Interview: Patrick Loisel of Augury.

augury

If you think you’re into death metal, are you gonna sit there and listen to some 40-year-old schoolteacher with no tattoos who doesn’t even drink much? If he’s Patrick Loisel, vocalist-guitarist of the French Canadian band Augury, you ought to.

2004’s “Concealed” and this year’s “Fragmentary Evidence” hit more musical destinations than most any other death-metal albums you could name. Augury portends Arabic-flamenco soul (“Alien Shores”), Exorcist-Bach choral scare (“Beatus”), Renaissance lilt (“Jupiter To Ignite”), ale-swilling Celtic dance (“Skyless”), silvery Cynic-style guitar tones and epic scope (“Oversee the Rebirth”), touches of John McLaughlin fusion shred and Henry Threadgill avant counterpoint -- all crunched, of course, under an avalance of modern double-kick and interspersed with satanic growl/shriek.
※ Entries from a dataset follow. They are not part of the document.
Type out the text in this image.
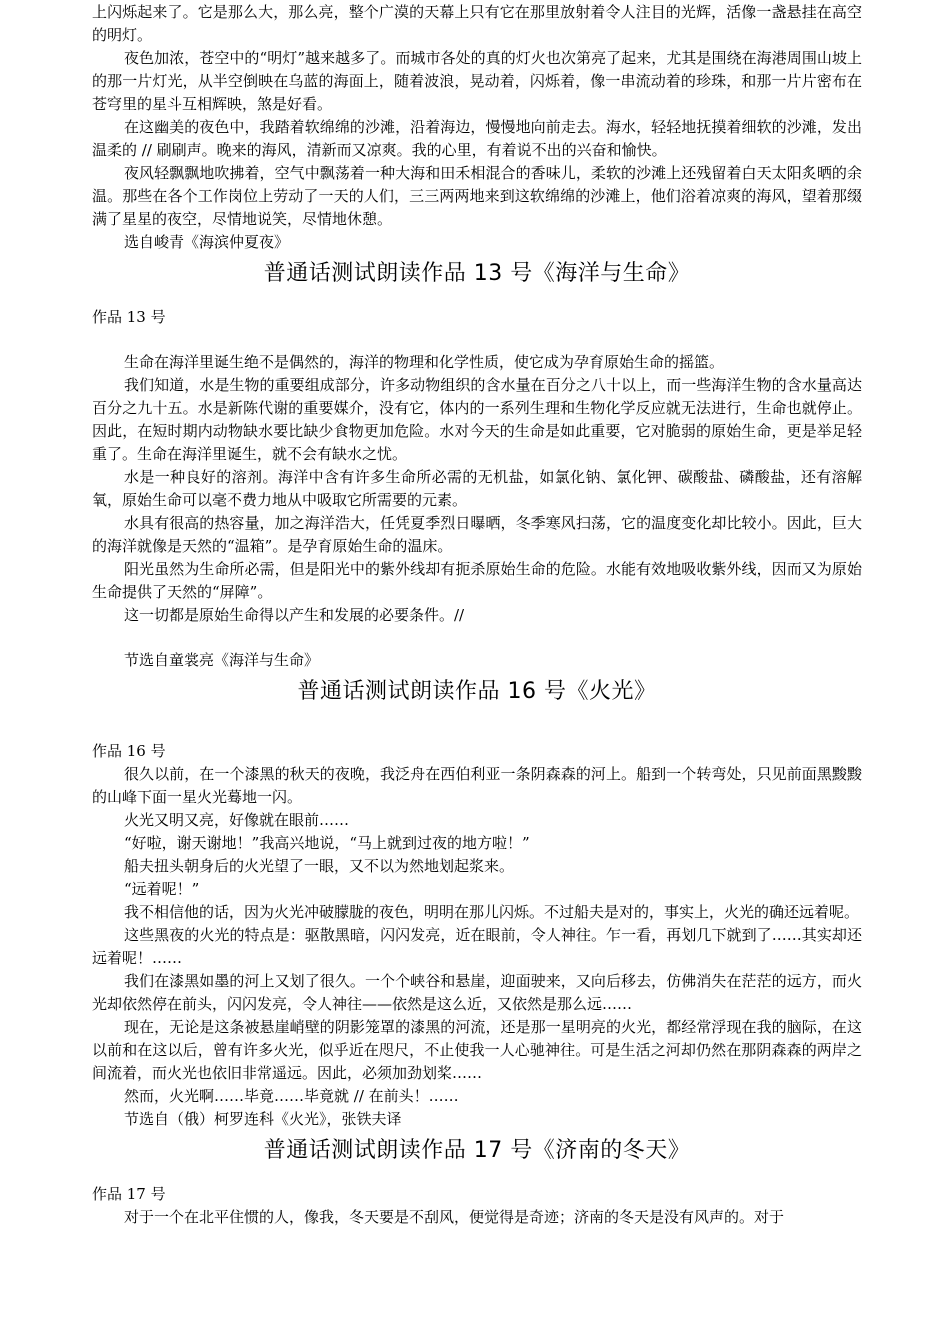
上闪烁起来了。它是那么大，那么亮，整个广漠的天幕上只有它在那里放射着令人注目的光辉，活像一盏悬挂在高空的明灯。

夜色加浓，苍空中的“明灯”越来越多了。而城市各处的真的灯火也次第亮了起来，尤其是围绕在海港周围山坡上的那一片灯光，从半空倒映在乌蓝的海面上，随着波浪，晃动着，闪烁着，像一串流动着的珍珠，和那一片片密布在苍穹里的星斗互相辉映，煞是好看。

在这幽美的夜色中，我踏着软绵绵的沙滩，沿着海边，慢慢地向前走去。海水，轻轻地抚摸着细软的沙滩，发出温柔的 // 刷刷声。晚来的海风，清新而又凉爽。我的心里，有着说不出的兴奋和愉快。

夜风轻飘飘地吹拂着，空气中飘荡着一种大海和田禾相混合的香味儿，柔软的沙滩上还残留着白天太阳炙晒的余温。那些在各个工作岗位上劳动了一天的人们，三三两两地来到这软绵绵的沙滩上，他们浴着凉爽的海风，望着那缀满了星星的夜空，尽情地说笑，尽情地休憩。

选自峻青《海滨仲夏夜》

普通话测试朗读作品 13 号《海洋与生命》

作品 13 号

生命在海洋里诞生绝不是偶然的，海洋的物理和化学性质，使它成为孕育原始生命的摇篮。

我们知道，水是生物的重要组成部分，许多动物组织的含水量在百分之八十以上，而一些海洋生物的含水量高达百分之九十五。水是新陈代谢的重要媒介，没有它，体内的一系列生理和生物化学反应就无法进行，生命也就停止。因此，在短时期内动物缺水要比缺少食物更加危险。水对今天的生命是如此重要，它对脆弱的原始生命，更是举足轻重了。生命在海洋里诞生，就不会有缺水之忧。

水是一种良好的溶剂。海洋中含有许多生命所必需的无机盐，如氯化钠、氯化钾、碳酸盐、磷酸盐，还有溶解氧，原始生命可以毫不费力地从中吸取它所需要的元素。

水具有很高的热容量，加之海洋浩大，任凭夏季烈日曝晒，冬季寒风扫荡，它的温度变化却比较小。因此，巨大的海洋就像是天然的“温箱”。是孕育原始生命的温床。

阳光虽然为生命所必需，但是阳光中的紫外线却有扼杀原始生命的危险。水能有效地吸收紫外线，因而又为原始生命提供了天然的“屏障”。

这一切都是原始生命得以产生和发展的必要条件。//

节选自童裳亮《海洋与生命》

普通话测试朗读作品 16 号《火光》

作品 16 号

很久以前，在一个漆黑的秋天的夜晚，我泛舟在西伯利亚一条阴森森的河上。船到一个转弯处，只见前面黑黢黢的山峰下面一星火光蓦地一闪。

火光又明又亮，好像就在眼前……

“好啦，谢天谢地！”我高兴地说，“马上就到过夜的地方啦！”

船夫扭头朝身后的火光望了一眼，又不以为然地划起浆来。

“远着呢！”

我不相信他的话，因为火光冲破朦胧的夜色，明明在那儿闪烁。不过船夫是对的，事实上，火光的确还远着呢。

这些黑夜的火光的特点是：驱散黑暗，闪闪发亮，近在眼前，令人神往。乍一看，再划几下就到了……其实却还远着呢！……

我们在漆黑如墨的河上又划了很久。一个个峡谷和悬崖，迎面驶来，又向后移去，仿佛消失在茫茫的远方，而火光却依然停在前头，闪闪发亮，令人神往——依然是这么近，又依然是那么远……

现在，无论是这条被悬崖峭壁的阴影笼罩的漆黑的河流，还是那一星明亮的火光，都经常浮现在我的脑际，在这以前和在这以后，曾有许多火光，似乎近在咫尺，不止使我一人心驰神往。可是生活之河却仍然在那阴森森的两岸之间流着，而火光也依旧非常遥远。因此，必须加劲划桨……

然而，火光啊……毕竟……毕竟就 // 在前头！……

节选自（俄）柯罗连科《火光》，张铁夫译

普通话测试朗读作品 17 号《济南的冬天》

作品 17 号

对于一个在北平住惯的人，像我，冬天要是不刮风，便觉得是奇迹；济南的冬天是没有风声的。对于
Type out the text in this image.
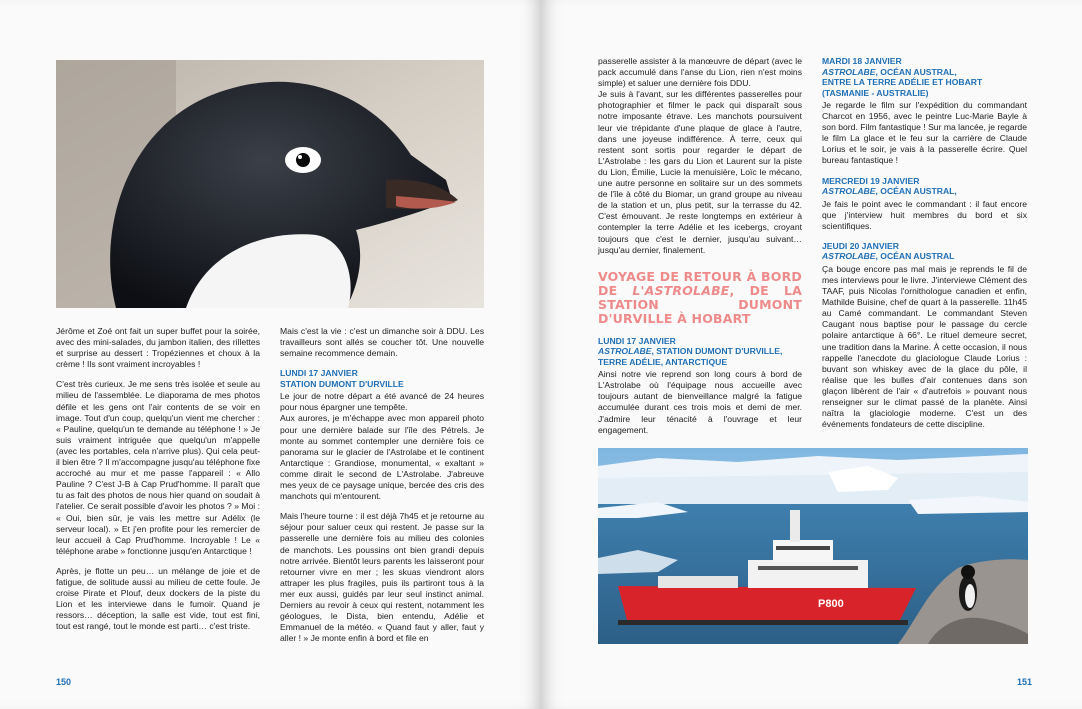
Jérôme et Zoé ont fait un super buffet pour la soirée, avec des mini-salades, du jambon italien, des rillettes et surprise au dessert : Tropéziennes et choux à la crème ! Ils sont vraiment incroyables !

C'est très curieux. Je me sens très isolée et seule au milieu de l'assemblée. Le diaporama de mes photos défile et les gens ont l'air contents de se voir en image. Tout d'un coup, quelqu'un vient me chercher : « Pauline, quelqu'un te demande au téléphone ! » Je suis vraiment intriguée que quelqu'un m'appelle (avec les portables, cela n'arrive plus). Qui cela peut-il bien être ? Il m'accompagne jusqu'au téléphone fixe accroché au mur et me passe l'appareil : « Allo Pauline ? C'est J-B à Cap Prud'homme. Il paraît que tu as fait des photos de nous hier quand on soudait à l'atelier. Ce serait possible d'avoir les photos ? » Moi : « Oui, bien sûr, je vais les mettre sur Adélix (le serveur local). » Et j'en profite pour les remercier de leur accueil à Cap Prud'homme. Incroyable ! Le « téléphone arabe » fonctionne jusqu'en Antarctique !

Après, je flotte un peu… un mélange de joie et de fatigue, de solitude aussi au milieu de cette foule. Je croise Pirate et Plouf, deux dockers de la piste du Lion et les interviewe dans le fumoir. Quand je ressors… déception, la salle est vide, tout est fini, tout est rangé, tout le monde est parti… c'est triste.

Mais c'est la vie : c'est un dimanche soir à DDU. Les travailleurs sont allés se coucher tôt. Une nouvelle semaine recommence demain.

LUNDI 17 JANVIER
STATION DUMONT D'URVILLE

Le jour de notre départ a été avancé de 24 heures pour nous épargner une tempête.

Aux aurores, je m'échappe avec mon appareil photo pour une dernière balade sur l'île des Pétrels. Je monte au sommet contempler une dernière fois ce panorama sur le glacier de l'Astrolabe et le continent Antarctique : Grandiose, monumental, « exaltant » comme dirait le second de L'Astrolabe. J'abreuve mes yeux de ce paysage unique, bercée des cris des manchots qui m'entourent.

Mais l'heure tourne : il est déjà 7h45 et je retourne au séjour pour saluer ceux qui restent. Je passe sur la passerelle une dernière fois au milieu des colonies de manchots. Les poussins ont bien grandi depuis notre arrivée. Bientôt leurs parents les laisseront pour retourner vivre en mer ; les skuas viendront alors attraper les plus fragiles, puis ils partiront tous à la mer eux aussi, guidés par leur seul instinct animal. Derniers au revoir à ceux qui restent, notamment les géologues, le Dista, bien entendu, Adélie et Emmanuel de la météo. « Quand faut y aller, faut y aller ! » Je monte enfin à bord et file en

150

passerelle assister à la manœuvre de départ (avec le pack accumulé dans l'anse du Lion, rien n'est moins simple) et saluer une dernière fois DDU.

Je suis à l'avant, sur les différentes passerelles pour photographier et filmer le pack qui disparaît sous notre imposante étrave. Les manchots poursuivent leur vie trépidante d'une plaque de glace à l'autre, dans une joyeuse indifférence. À terre, ceux qui restent sont sortis pour regarder le départ de L'Astrolabe : les gars du Lion et Laurent sur la piste du Lion, Émilie, Lucie la menuisière, Loïc le mécano, une autre personne en solitaire sur un des sommets de l'île à côté du Biomar, un grand groupe au niveau de la station et un, plus petit, sur la terrasse du 42. C'est émouvant. Je reste longtemps en extérieur à contempler la terre Adélie et les icebergs, croyant toujours que c'est le dernier, jusqu'au suivant… jusqu'au dernier, finalement.

VOYAGE DE RETOUR À BORD DE L'ASTROLABE, DE LA STATION DUMONT D'URVILLE À HOBART
LUNDI 17 JANVIER
ASTROLABE, STATION DUMONT D'URVILLE,
TERRE ADÉLIE, ANTARCTIQUE

Ainsi notre vie reprend son long cours à bord de L'Astrolabe où l'équipage nous accueille avec toujours autant de bienveillance malgré la fatigue accumulée durant ces trois mois et demi de mer. J'admire leur ténacité à l'ouvrage et leur engagement.

MARDI 18 JANVIER
ASTROLABE, OCÉAN AUSTRAL,
ENTRE LA TERRE ADÉLIE ET HOBART
(TASMANIE - AUSTRALIE)

Je regarde le film sur l'expédition du commandant Charcot en 1956, avec le peintre Luc-Marie Bayle à son bord. Film fantastique ! Sur ma lancée, je regarde le film La glace et le feu sur la carrière de Claude Lorius et le soir, je vais à la passerelle écrire. Quel bureau fantastique !

MERCREDI 19 JANVIER
ASTROLABE, OCÉAN AUSTRAL,

Je fais le point avec le commandant : il faut encore que j'interview huit membres du bord et six scientifiques.

JEUDI 20 JANVIER
ASTROLABE, OCÉAN AUSTRAL

Ça bouge encore pas mal mais je reprends le fil de mes interviews pour le livre. J'interviewe Clément des TAAF, puis Nicolas l'ornithologue canadien et enfin, Mathilde Buisine, chef de quart à la passerelle. 11h45 au Camé commandant. Le commandant Steven Caugant nous baptise pour le passage du cercle polaire antarctique à 66°. Le rituel demeure secret, une tradition dans la Marine. À cette occasion, il nous rappelle l'anecdote du glaciologue Claude Lorius : buvant son whiskey avec de la glace du pôle, il réalise que les bulles d'air contenues dans son glaçon libèrent de l'air « d'autrefois » pouvant nous renseigner sur le climat passé de la planète. Ainsi naîtra la glaciologie moderne. C'est un des événements fondateurs de cette discipline.

P800
151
One significant omission: “I don’t have the blues,” Loisel sobs by phone on tour in rainy Portland. He just has no interest in the form -- “Too much repetition, and I have a short attention span.”

Loisel’s energetic yet casual way of speaking probably makes him a good teacher in Montreal; he also possesses a veteran’s discipline, a virtue he tries to pass on to his science students, some of whom he describes as “like animals.”

How does he enforce his law? “By scaring them -- I use my death-metal voice to tell them to shut up!”

When it came to music, regardless of Loisel’s profession, he and guitarist Mathieu Marcotte mostly preferred to teach themselves; Augury’s most formally trained member is bassist Dominic (Forest) Lapointe, a Jaco Pastorius admirer whose popping technique and clean, ultrafast runs you can hear on the new album’s opener, “Aetheral.” Anyway, the band’s brain-twisting meters, multipart structures and lurching rhythms aren’t the kinds of things you usually learn in school. With overtaxed drummer Antoine Baril having recently left the band, the batterie responsibilité now devolves upon Robin “Frog” Stone of Australian tourmates the Amenta. No problem, though; Loisel says Stone learned a complex set’s worth of material in jig time.

Though Loisel’s lyrics lean toward apocalypse and space hijinks, he doesn’t consider himself a sci-fi fan, and hasn’t even seen “2012” yet -- as a scientist, he figures we’ve got enough surreal doom going on in the real world to render fantasy unnecessary.

“Every year you have people telling us we’re at the end of the world. But the whole thing resets to zero every 12,000 or 13,000 years. Next time, I don’t think everyone will die, but evidence of our knowledge will be lost. When future civilizations dig us up, all our computers and memory systems will have been destroyed, and they’ll think all we did was build things with big cement blocks. And they’ll think we were stupid, because we couldn’t write.”

Loisel also believes that giant ancient aliens from submerged pyramids off the Japanese island of Yonaguni gave Roman gladiators the secret of UFO-style flight, but it was stolen by the Nazis and then suppressed by corporate-controlled world governments, which are also encouraging overpopulation to prevent revolution. At least I think that’s what he said, but our phone connection lacked something of that pin-drop quality.

Whatever he says: As long as Loisel and Augury maintain this level of music, I agree 100 percent.


Augury open a five-band bill headlined by the world-class Polish melodic death metal of Vader at the Key Club on Sunday, November 29.